Many misunderstand how systemic racism presents in sports.
Some think that since we celebrate famous Black women athletes such as Serena Williams, Simone Biles, Gabby Douglass, Laila Ali, Simone Manuel, and so on, surely racism does not still exist in sports.
But one of the problems is that we tend to only celebrate these Black women when they win despite the obstacles that society sets before them. And not even always then.
White society uses Black athletes as a source for entertainment, which is exacerbated for Black women, as society objectifies women in more ways than men. At the Olympics, society appropriates the victories of Black women for a source of patriotic pride. Yet, our country continues to treat them as lesser-than.
Recent criticism toward the Olympics’ lack of inclusivity has further exposed long-existing hypocrisy among white spectators.
Critics are reiterating how Olympic organizers do not support Black competitors, particularly Black women.
The International Swimming Federation (FINA) refused to approve the Soul Cap for international competition. Soul Cap is a brand of swimming caps designed for “thick, curly, and voluminous hair,” as quoted on CNN.
In other words, Soul Caps can accommodate for the natural hair of many Black people and Black women. However, FINA rejected the inclusive Soul Cap designs.

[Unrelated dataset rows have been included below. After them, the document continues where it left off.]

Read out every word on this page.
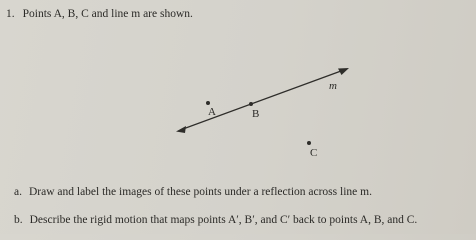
1. Points A, B, C and line m are shown.
m
A	B
C
a. Draw and label the images of these points under a reflection across line m.
b. Describe the rigid motion that maps points A′, B′, and C′ back to points A, B, and C.
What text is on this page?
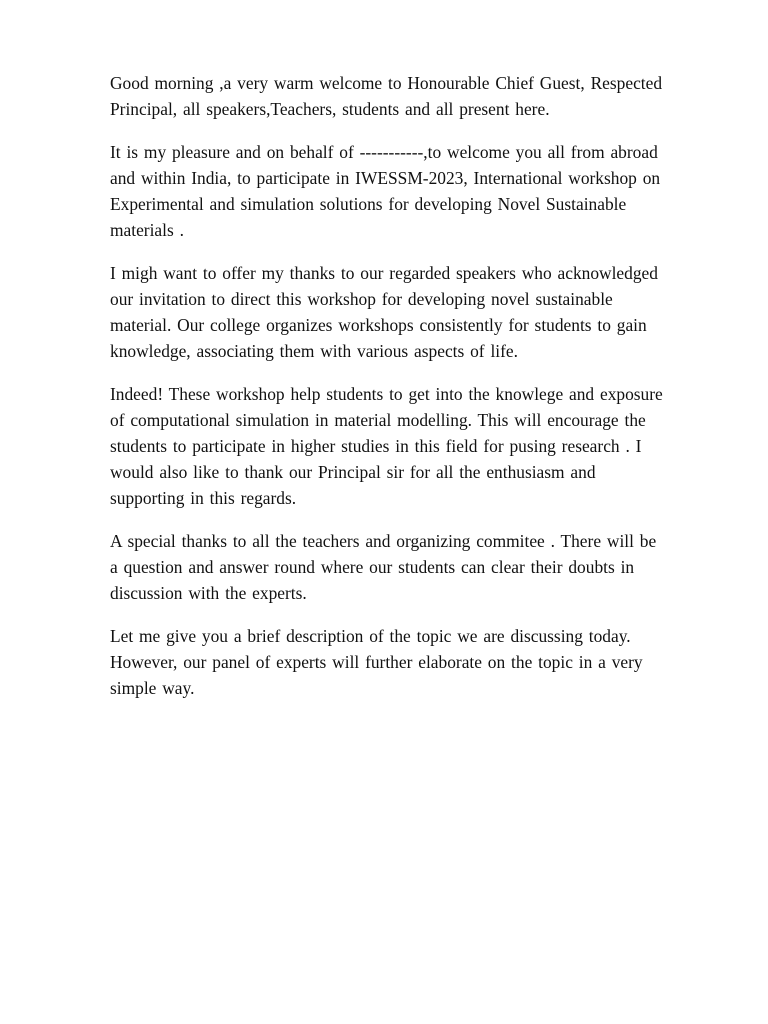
Good morning ,a very warm welcome to Honourable Chief Guest, Respected Principal, all speakers,Teachers, students and all present here.

It is my pleasure and on behalf of -----------,to welcome you all from abroad and within India, to participate in IWESSM-2023, International workshop on Experimental and simulation solutions for developing Novel Sustainable materials .

I migh want to offer my thanks to our regarded speakers who acknowledged our invitation to direct this workshop for developing novel sustainable material. Our college organizes workshops consistently for students to gain knowledge, associating them with various aspects of life.

Indeed! These workshop help students to get into the knowlege and exposure of computational simulation in material modelling. This will encourage the students to participate in higher studies in this field for pusing research . I would also like to thank our Principal sir for all the enthusiasm and supporting in this regards.

A special thanks to all the teachers and organizing commitee . There will be a question and answer round where our students can clear their doubts in discussion with the experts.

Let me give you a brief description of the topic we are discussing today. However, our panel of experts will further elaborate on the topic in a very simple way.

Soul Cap said to BBC reporters that FINA banned the caps because they do not “follow the natural form of the head.” After receiving backlash, FINA decided to review their previous decision, but the damage has been done.
The Olympics have unwelcomed Black athletes and implied that natural Black hair is somehow unnatural and an inconvenience to other athletes.

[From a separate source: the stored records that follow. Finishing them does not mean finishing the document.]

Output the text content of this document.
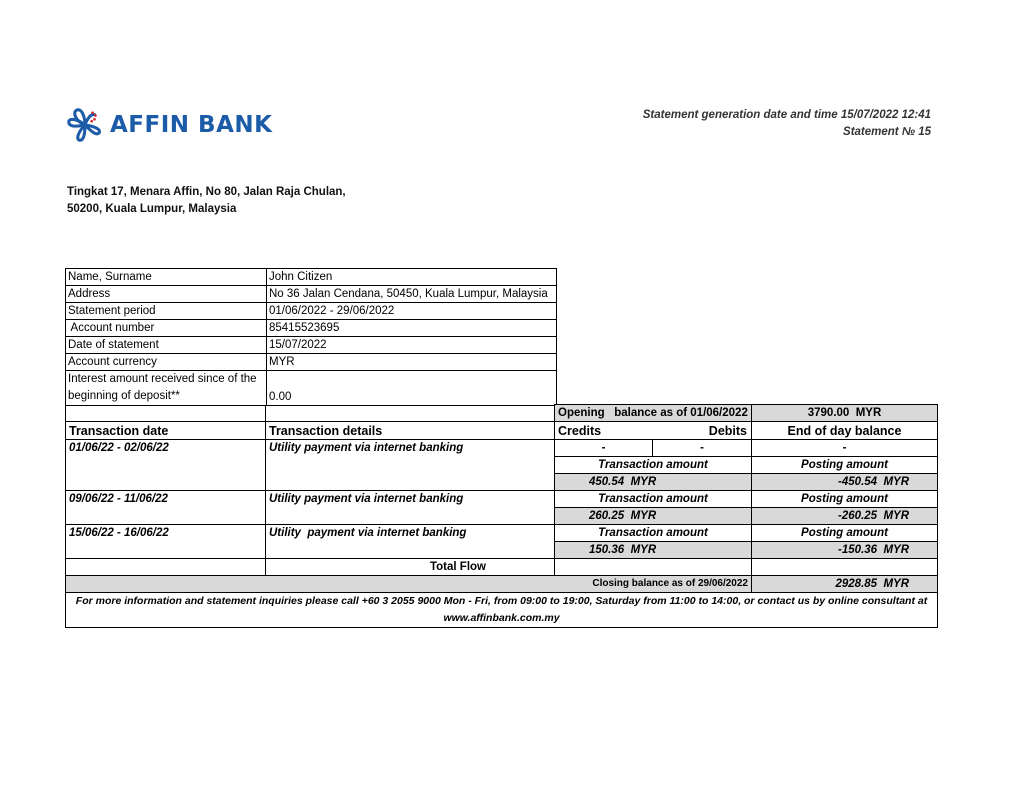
AFFIN BANK	Statement generation date and time 15/07/2022 12:41
Statement № 15
Tingkat 17, Menara Affin, No 80, Jalan Raja Chulan,
50200, Kuala Lumpur, Malaysia
Name, Surname	John Citizen
Address	No 36 Jalan Cendana, 50450, Kuala Lumpur, Malaysia
Statement period	01/06/2022 - 29/06/2022
Account number	85415523695
Date of statement	15/07/2022
Account currency	MYR
Interest amount received since of the beginning of deposit**	0.00
		Opening   balance as of 01/06/2022		3790.00  MYR
Transaction date	Transaction details	Credits	Debits	End of day balance
01/06/22 - 02/06/22	Utility payment via internet banking	-	-	-
		Transaction amount		Posting amount
		450.54  MYR		-450.54  MYR
09/06/22 - 11/06/22	Utility payment via internet banking	Transaction amount		Posting amount
		260.25  MYR		-260.25  MYR
15/06/22 - 16/06/22	Utility  payment via internet banking	Transaction amount		Posting amount
		150.36  MYR		-150.36  MYR
	Total Flow			
Closing balance as of 29/06/2022				2928.85  MYR
For more information and statement inquiries please call +60 3 2055 9000 Mon - Fri, from 09:00 to 19:00, Saturday from 11:00 to 14:00, or contact us by online consultant at www.affinbank.com.my				
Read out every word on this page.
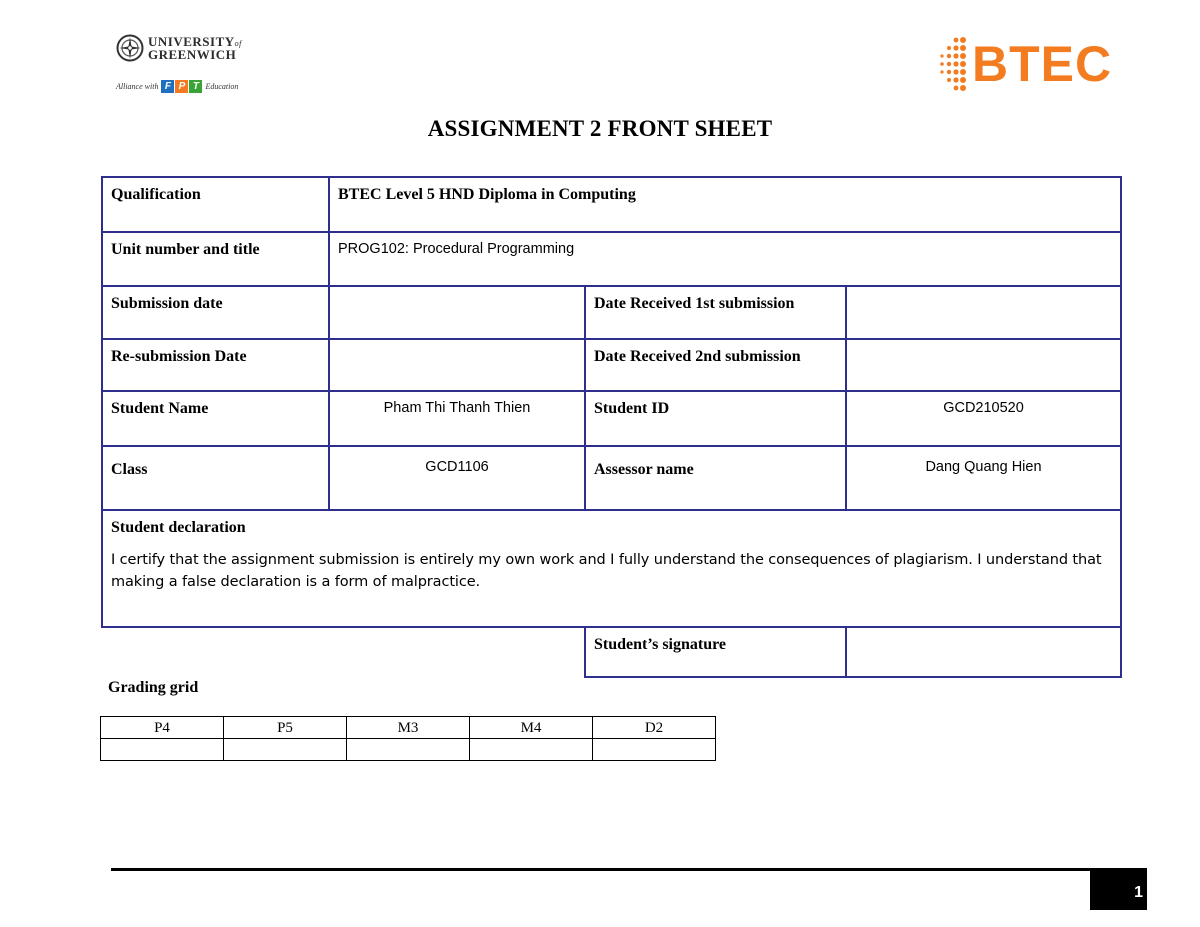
UNIVERSITYof
GREENWICH
Alliance with F P T Education	BTEC
ASSIGNMENT 2 FRONT SHEET
Qualification	BTEC Level 5 HND Diploma in Computing		
Unit number and title	PROG102: Procedural Programming		
Submission date		Date Received 1st submission	
Re-submission Date		Date Received 2nd submission	
Student Name	Pham Thi Thanh Thien	Student ID	GCD210520
Class	GCD1106	Assessor name	Dang Quang Hien

Student declaration
I certify that the assignment submission is entirely my own work and I fully understand the consequences of plagiarism. I understand that making a false declaration is a form of malpractice.			

		Student’s signature	
Grading grid
P4	P5	M3	M4	D2

1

The Olympics continues to deem some Black bodies unnatural by refusing to let Christina Mboma and Beatrice Masilingi compete.
These 18-year-old Black women sprinters from Namibia are not allowed to compete for having naturally high levels of testosterone. According to CNN, naturally high levels of testosterone has hindered many other Black women from competing in the Olympics.
Olympic organizers are attempting to define femaleness and womanhood. Who gave them that right? They’re extending their responsibilities to further oppress Black women.
White people have a history of exploiting Black athletes in the US.
Joseph Cooper writes in The Boston Globe that “whites who control mainstream sports have long exploited Black athletes—economically, psychologically, politically, and for entertainment.”
And, for “Black males, athletic performance [is] valued more than their educational development.” White society attempts to manipulate and dehumanize the Black athletic body into a source of entertainment. But what about Black women athletes?
Considering the intersectional identities of Black women, their experiences may be similar to those of Black male athletes, yet very distinct.
Claudia Rankine writes in The New York Times that on top of experiencing exploitation for entertainment, Black women athletes are often criticized in ways that “perpetuate racist notions that Black women are hypermasculine and unattractive.”
These notions are apparent in how the “unnatural” Soul Caps were banned and how some Black women are excluded from competition for natural levels of testosterone.
We tend to celebrate the bodies and victories of Black women only when they are convenient for us.
This pandemic of racism in the Olympics and all sports requires our attention and understanding just as much as COVID does. We need to stop this paradoxical, hypocritical spectatorship. Clearly, the Olympics do not deserve the prowess, grace, and passion of Black women athletes.